MICROTEL and TRYP by Wyndham hotels have slowed down their timetable in opening more local branches of their popular hotel brands due to the Covid-19, which has pushed many countries, including the Philippines, to impose inbound travel restrictions.
“Yes, because of the pandemic, some of our projects are put on hold,” said Phinma Microtel Hotels Inc. President and CEO Jose Mari del Rosario in an e-mail interview with the BusinessMirror. “We put on hold two resort projects with 150 keys each [TRYP] and one with a business location with 250 rooms [Microtel]—owing to the fact that uncertainty prevails as to when tourism will pick up. That’s both domestic and international [tourism].”
He added, “We are an archipelagic country and therefore rely on air travel to have guests in our rooms,” citing the three major carriers which have predicted a resumption of travel by 2024. The two TRYPs were to open in Batangas and Palawan, and the Microtel would have opened in Central Luzon.
“But,” del Rosario stressed, “we are still on the lookout and are open for full franchise and management contracts.” Wyndham Hotels and Resorts is among the largest hospitality chains in the world, with 20 brands in more than 80 countries. (See, “World’s largest hotel group to expand presence in PHL,” in the BusinessMirror, March 26, 2018.)
Looking back to 2019, he said their hotels “performed well with a chain-wide 67-percent occupancy, which is almost the same as in 2018. As you know, we are in locations where we are the international hotel chain operating—we are happy with that performance for the 15 hotels we have.”
So the brands were entering 2020 on a high note, like many tourism stakeholders in the country. He said, “2019 was a very good year for both Microtel and TRYP, and we had high hopes that 2020 would be even better. We initially forecasted a 20-percent increase in our revenues from new franchise contracts and improved performances of the hotels.”
When the lockdowns were imposed all over the country starting in March, the company “immediately took steps to conserve cash and manage our expenses. Given the restrictions on land, air and sea travel worldwide, reduction in business travel, and health and safety concerns by travelers, we did a lot of scenario planning.

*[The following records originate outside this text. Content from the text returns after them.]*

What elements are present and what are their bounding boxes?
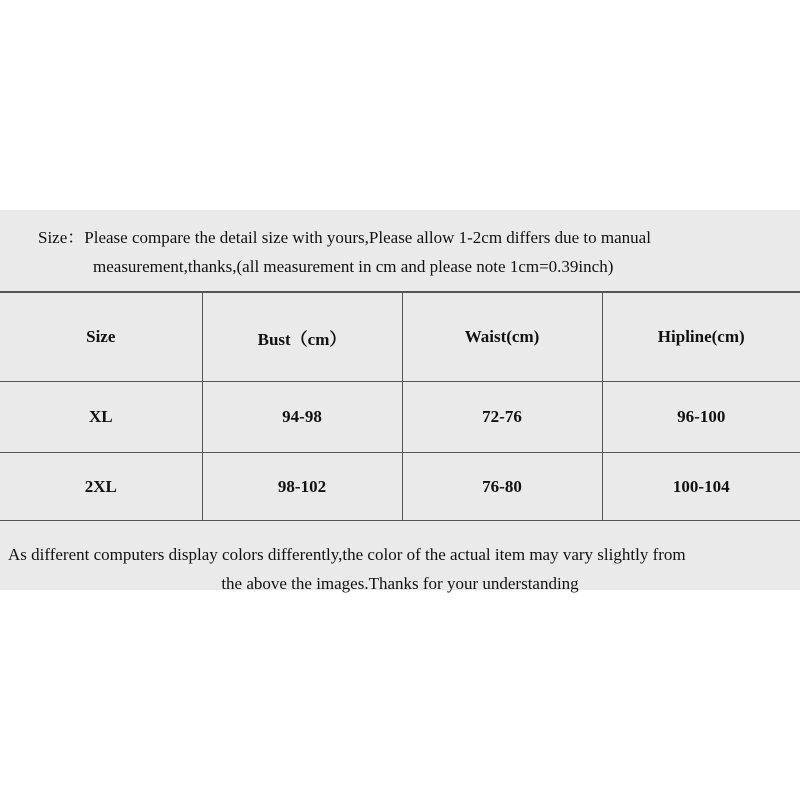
table-header-row: [0, 293, 800, 382]
intro-line-1: Size：Please compare the detail size with yours,Please allow 1-2cm differs due to manual: [38, 228, 651, 247]
header-bust: Bust（cm）: [202, 293, 402, 382]
cell-size: 2XL: [0, 453, 202, 521]
table-row: [0, 382, 800, 453]
cell-hipline: 100-104: [602, 453, 800, 521]
cell-bust: 94-98: [202, 382, 402, 453]
disclaimer-line-2: the above the images.Thanks for your understanding: [221, 574, 579, 593]
header-size: Size: [0, 293, 202, 382]
size-table: [0, 292, 800, 521]
intro-line-2: measurement,thanks,(all measurement in cm and please note 1cm=0.39inch): [93, 257, 614, 276]
cell-waist: 76-80: [402, 453, 602, 521]
header-waist: Waist(cm): [402, 293, 602, 382]
cell-size: XL: [0, 382, 202, 453]
cell-waist: 72-76: [402, 382, 602, 453]
color-disclaimer: [0, 520, 800, 593]
header-hipline: Hipline(cm): [602, 293, 800, 382]
cell-bust: 98-102: [202, 453, 402, 521]
table-row: [0, 453, 800, 521]
size-intro-note: [0, 210, 800, 292]
size-chart-sheet: [0, 210, 800, 593]
cell-hipline: 96-100: [602, 382, 800, 453]
disclaimer-line-1: As different computers display colors differently,the color of the actual item may vary slightly from: [8, 545, 686, 564]
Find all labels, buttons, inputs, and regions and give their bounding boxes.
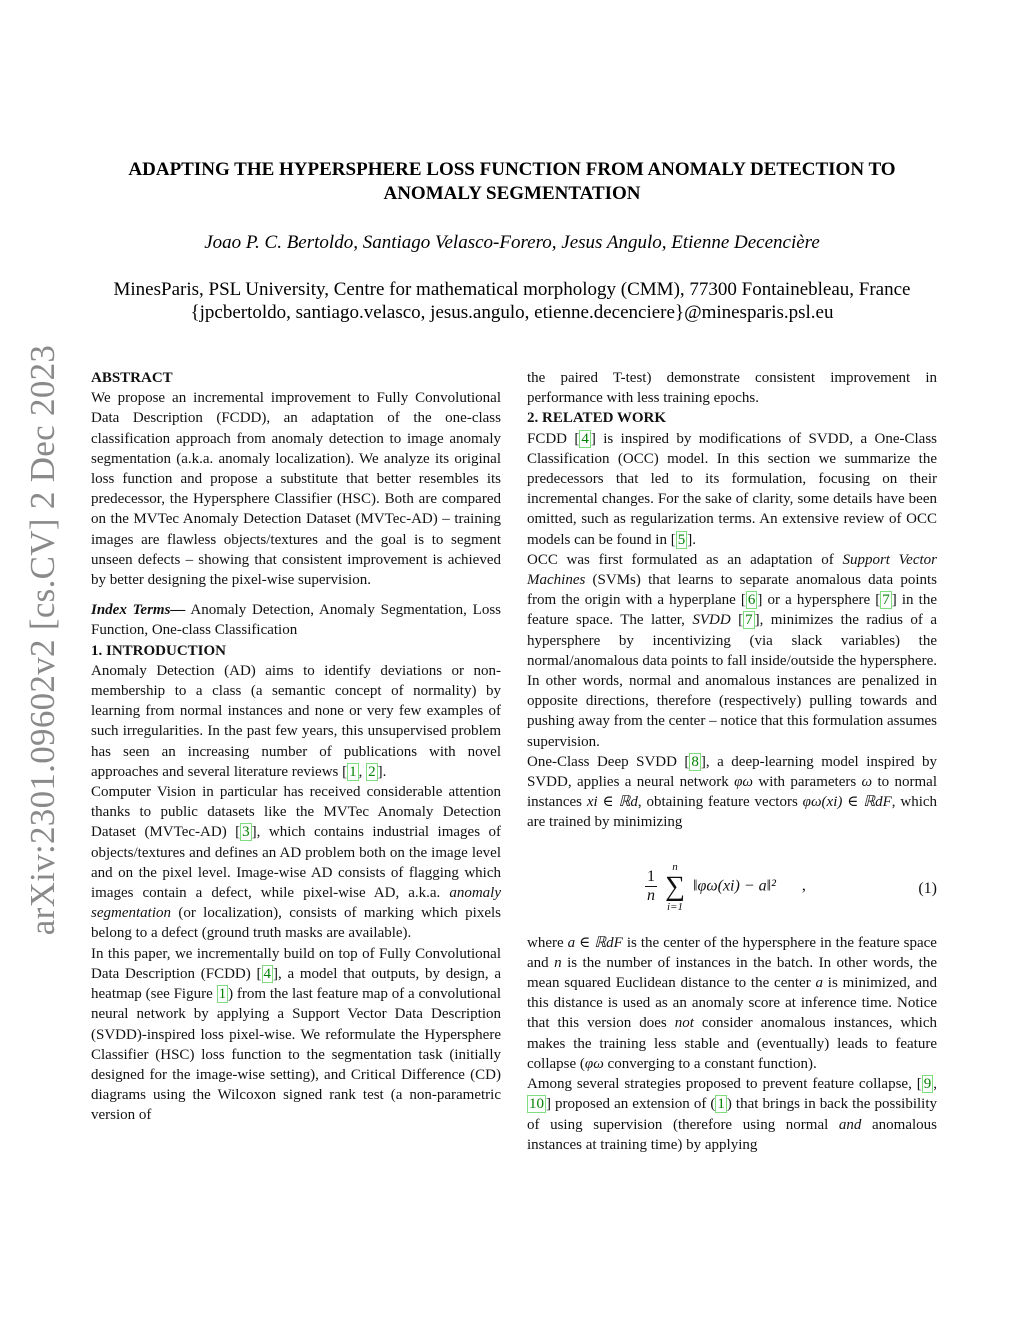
math-inline: φω bbox=[584, 1055, 604, 1072]
citation-link[interactable]: 4 bbox=[263, 965, 271, 982]
equation-number: (1) bbox=[918, 879, 937, 897]
intro-paragraph-1: Anomaly Detection (AD) aims to identify deviations or non-membership to a class (a semantic concept of normality) by learning from normal instances and none or very few examples of such irregularities. In the past few years, this unsupervised problem has seen an increasing number of publications with novel approaches and several literature reviews [ 1 , 2 ]. bbox=[91, 662, 501, 780]
citation-link[interactable]: 4 bbox=[581, 430, 589, 447]
summation bbox=[665, 861, 685, 913]
math-inline: xi ∈ ℝd bbox=[586, 794, 638, 811]
fraction bbox=[645, 868, 657, 905]
left-column bbox=[91, 368, 501, 1126]
affiliation: MinesParis, PSL University, Centre for mathematical morphology (CMM), 77300 Fontainebleau, France bbox=[113, 279, 911, 300]
text: ] proposed an extension of ( bbox=[546, 1096, 716, 1113]
emphasis: anomaly segmentation bbox=[91, 885, 501, 922]
text: ], which contains industrial images of objects/textures and defines an AD problem both on the image level and on the pixel level. Image-wise AD consists of flagging which images contain a defect, while pixel-wise AD, a.k.a. bbox=[91, 824, 501, 902]
text: with parameters bbox=[753, 774, 862, 791]
text: anomalous instances at training time) by applying bbox=[527, 1116, 937, 1153]
right-column bbox=[527, 368, 937, 1155]
citation-link[interactable]: 5 bbox=[677, 531, 686, 548]
citation-link[interactable]: 1 bbox=[349, 763, 357, 780]
authors: Joao P. C. Bertoldo, Santiago Velasco-Forero, Jesus Angulo, Etienne Decencière bbox=[204, 232, 820, 253]
text: Anomaly Detection (AD) aims to identify deviations or non-membership to a class (a semantic concept of normality) by learning from normal instances and none or very few examples of such irregularities. In the past few years, this unsupervised problem has seen an increasing number of publications with novel approaches and several literature reviews [ bbox=[91, 662, 501, 780]
citation-link[interactable]: 2 bbox=[368, 763, 376, 780]
index-terms bbox=[91, 600, 501, 640]
equation-1 bbox=[527, 851, 937, 925]
intro-paragraph-2 bbox=[91, 782, 501, 944]
text: is the center of the hypersphere in the feature space and bbox=[527, 934, 937, 971]
title-line-2: ANOMALY SEGMENTATION bbox=[383, 183, 641, 204]
text: is minimized, and this distance is used as an anomaly score at inference time. Notice that this version does bbox=[527, 975, 937, 1032]
citation-link[interactable]: 10 bbox=[529, 1096, 544, 1113]
math-inline: φω bbox=[734, 774, 754, 791]
text: OCC was first formulated as an adaptation of bbox=[527, 551, 843, 568]
related-paragraph-3 bbox=[527, 752, 937, 833]
intro-paragraph-3 bbox=[91, 944, 501, 1126]
text: ], a deep-learning model inspired by SVDD, applies a neural network bbox=[527, 753, 937, 791]
math-inline: a bbox=[815, 975, 823, 992]
text: Among several strategies proposed to prevent feature collapse, [ bbox=[527, 1076, 922, 1093]
equation-body bbox=[645, 861, 806, 913]
emphasis: not bbox=[674, 1015, 694, 1032]
text: FCDD [ bbox=[527, 430, 580, 447]
citation-link[interactable]: 7 bbox=[882, 592, 890, 609]
affiliation-block bbox=[0, 278, 1024, 324]
citation-link[interactable]: 7 bbox=[745, 612, 753, 629]
text: ], a model that outputs, by design, a heatmap (see Figure bbox=[91, 965, 501, 1003]
math-inline: ω bbox=[861, 774, 873, 791]
text: is the number of instances in the batch. In other words, the mean squared Euclidean distance to the center bbox=[527, 954, 937, 992]
text: ) from the last feature map of a convolutional neural network by applying a Support Vector Data Description (SVDD)-inspired loss pixel-wise. We reformulate the Hypersphere Classifier (HSC) loss function to the segmentation task (initially designed for the image-wise setting), and Critical Difference (CD) diagrams using the Wilcoxon signed rank test (a non-parametric version of bbox=[91, 986, 502, 1124]
text: (SVMs) that learns to separate anomalous data points from the origin with a hyperplane [ bbox=[527, 572, 937, 609]
equation-link[interactable]: 1 bbox=[717, 1096, 725, 1113]
text: ] is inspired by modifications of SVDD, a One-Class Classification (OCC) model. In this section we summarize the predecessors that led to its formulation, focusing on their incremental changes. For the sake of clarity, some details have been omitted, such as regularization terms. An extensive review of OCC models can be found in [ bbox=[527, 430, 937, 548]
intro-heading: 1. INTRODUCTION bbox=[91, 642, 227, 659]
text: consider anomalous instances, which makes the training less stable and (eventually) leads to feature collapse ( bbox=[527, 1015, 937, 1072]
citation-link[interactable]: 3 bbox=[242, 824, 250, 841]
fraction-numerator: 1 bbox=[647, 868, 655, 886]
text: ) that brings in back the possibility of using supervision (therefore using normal bbox=[527, 1096, 938, 1133]
math-inline: n bbox=[554, 954, 562, 971]
related-paragraph-5: Among several strategies proposed to prevent feature collapse, [ 9 , 10 ] proposed an extension of ( 1 ) that brings in back the possibility of using supervision (therefore using normal and anomalous instances at training time) by applying bbox=[527, 1076, 938, 1153]
text: to normal instances bbox=[527, 774, 937, 811]
sum-upper: n bbox=[672, 860, 678, 873]
text: where bbox=[527, 934, 568, 951]
citation-link[interactable]: 9 bbox=[923, 1076, 932, 1093]
related-paragraph-4 bbox=[527, 933, 937, 1074]
text: converging to a constant function). bbox=[603, 1055, 817, 1072]
related-paragraph-2 bbox=[527, 550, 937, 752]
figure-link[interactable]: 1 bbox=[218, 986, 227, 1003]
emphasis: Support Vector Machines bbox=[527, 551, 938, 589]
equation-expression: ‖φω(xi) − a‖² bbox=[692, 877, 776, 895]
text: One-Class Deep SVDD [ bbox=[527, 753, 690, 770]
math-inline: a ∈ ℝdF bbox=[567, 934, 623, 951]
citation-link[interactable]: 8 bbox=[691, 753, 699, 770]
equation-comma: , bbox=[801, 877, 806, 895]
paper-title bbox=[0, 158, 1024, 206]
text: ] in the feature space. The latter, bbox=[527, 592, 937, 629]
text: , obtaining feature vectors bbox=[637, 794, 803, 811]
index-terms-text: Anomaly Detection, Anomaly Segmentation, Loss Function, One-class Classification bbox=[91, 602, 501, 639]
title-line-1: ADAPTING THE HYPERSPHERE LOSS FUNCTION FROM ANOMALY DETECTION TO bbox=[128, 159, 896, 180]
intro-continuation: the paired T-test) demonstrate consistent improvement in performance with less training epochs. bbox=[527, 370, 937, 407]
fraction-denominator: n bbox=[647, 887, 655, 905]
emphasis: and bbox=[838, 1116, 862, 1133]
text: ] or a hypersphere [ bbox=[757, 592, 881, 609]
text: In this paper, we incrementally build on top of Fully Convolutional Data Description (FCDD) [ bbox=[91, 945, 501, 982]
sum-sign: ∑ bbox=[665, 870, 685, 902]
abstract-text: We propose an incremental improvement to Fully Convolutional Data Description (FCDD), an adaptation of the one-class classification approach from anomaly detection to image anomaly segmentation (a.k.a. anomaly localization). We analyze its original loss function and propose a substitute that better resembles its predecessor, the Hypersphere Classifier (HSC). Both are compared on the MVTec Anomaly Detection Dataset (MVTec-AD) – training images are flawless objects/textures and the goal is to segment unseen defects – showing that consistent improvement is achieved by better designing the pixel-wise supervision. bbox=[91, 390, 501, 589]
related-paragraph-1 bbox=[527, 429, 937, 550]
text: , which are trained by minimizing bbox=[527, 794, 938, 831]
emails: {jpcbertoldo, santiago.velasco, jesus.angulo, etienne.decenciere}@minesparis.psl.eu bbox=[190, 302, 834, 323]
text: ], minimizes the radius of a hypersphere by incentivizing (via slack variables) the normal/anomalous data points to fall inside/outside the hypersphere. In other words, normal and anomalous instances are penalized in opposite directions, therefore (respectively) pulling towards and pushing away from the center – notice that this formulation assumes supervision. bbox=[527, 612, 937, 750]
text: ]. bbox=[687, 531, 696, 548]
index-terms-label: Index Terms— bbox=[91, 602, 186, 619]
emphasis: SVDD bbox=[692, 612, 731, 629]
text: (or localization), consists of marking which pixels belong to a defect (ground truth masks are available). bbox=[91, 905, 501, 942]
sum-lower: i=1 bbox=[666, 900, 683, 913]
related-work-heading: 2. RELATED WORK bbox=[527, 410, 667, 427]
text: Computer Vision in particular has received considerable attention thanks to public datasets like the MVTec Anomaly Detection Dataset (MVTec-AD) [ bbox=[91, 784, 501, 841]
arxiv-side-stamp[interactable]: arXiv:2301.09602v2 [cs.CV] 2 Dec 2023 bbox=[23, 344, 62, 936]
citation-link[interactable]: 6 bbox=[747, 592, 756, 609]
abstract-heading: ABSTRACT bbox=[91, 370, 173, 386]
math-inline: φω(xi) ∈ ℝdF bbox=[802, 794, 892, 811]
text: ]. bbox=[377, 763, 387, 780]
text: [ bbox=[730, 612, 744, 629]
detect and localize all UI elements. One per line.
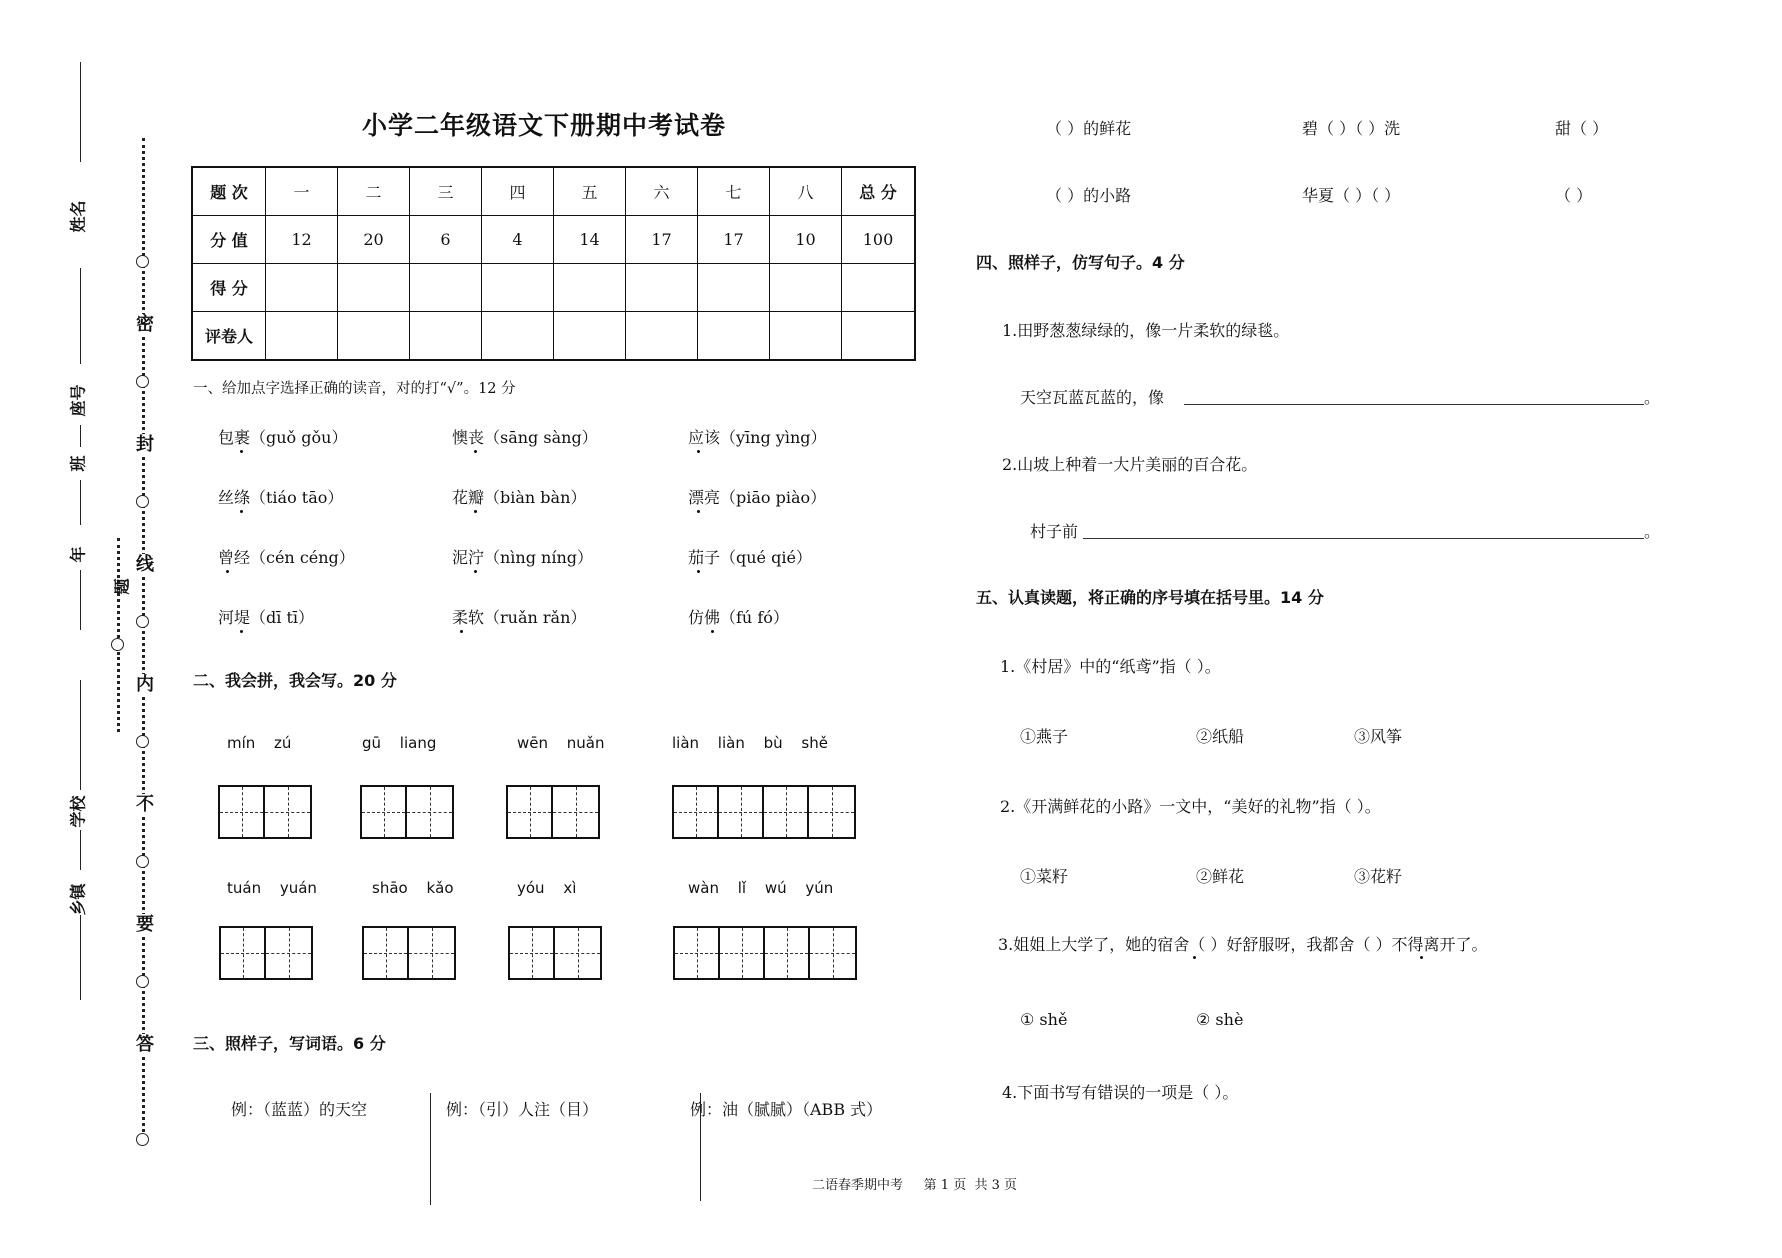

We saw it was going to be a disappointing year—but didn’t foresee that it will be disastrous.”
The company adopted “process re-engineering” measures. “Our business model for Microtel and TRYP are both anchored on providing limited services, but we further limited what we offer in terms of housekeeping services, room set-up, and facilities. We also implemented leaner manning for all hotels—skeleton work force, workday reduction, forced leaves, eliminated/consolidated positions, and deferred hiring.”
To conserve their financial position, the company temporarily closed some hotels, deferred capital expenditures, and restructured their loans.
Seven months into the lockdown, fortunately most of their hotels are “surviving,” said del Rosario. “If not for the repatriated individuals coming in, we would have been in a deeper hole. Our Metro Manila and South Luzon properties accept overseas Filipino workers and returning overseas Filipinos.”
He deigned to forecast when the hospitality sector would eventually recover, “given the changing restrictions and guidelines. It’s very frustrating that government pronouncements are not in sync with each other.”
But, “In fairness, the DOT [Department of Tourism] has been very responsive to the hospitality industry. We see a slow recovery for the hospitality and it will take a few more years to go back to the same levels as in 2019.”
He underscored, in the coming months, guests can expect all Microtel and TRYP by Wyndham hotels “are ready to welcome them. Guests can count on us to put safety first, and will continue to provide them with consistently clean, safe, secure and comfortable accommodations.”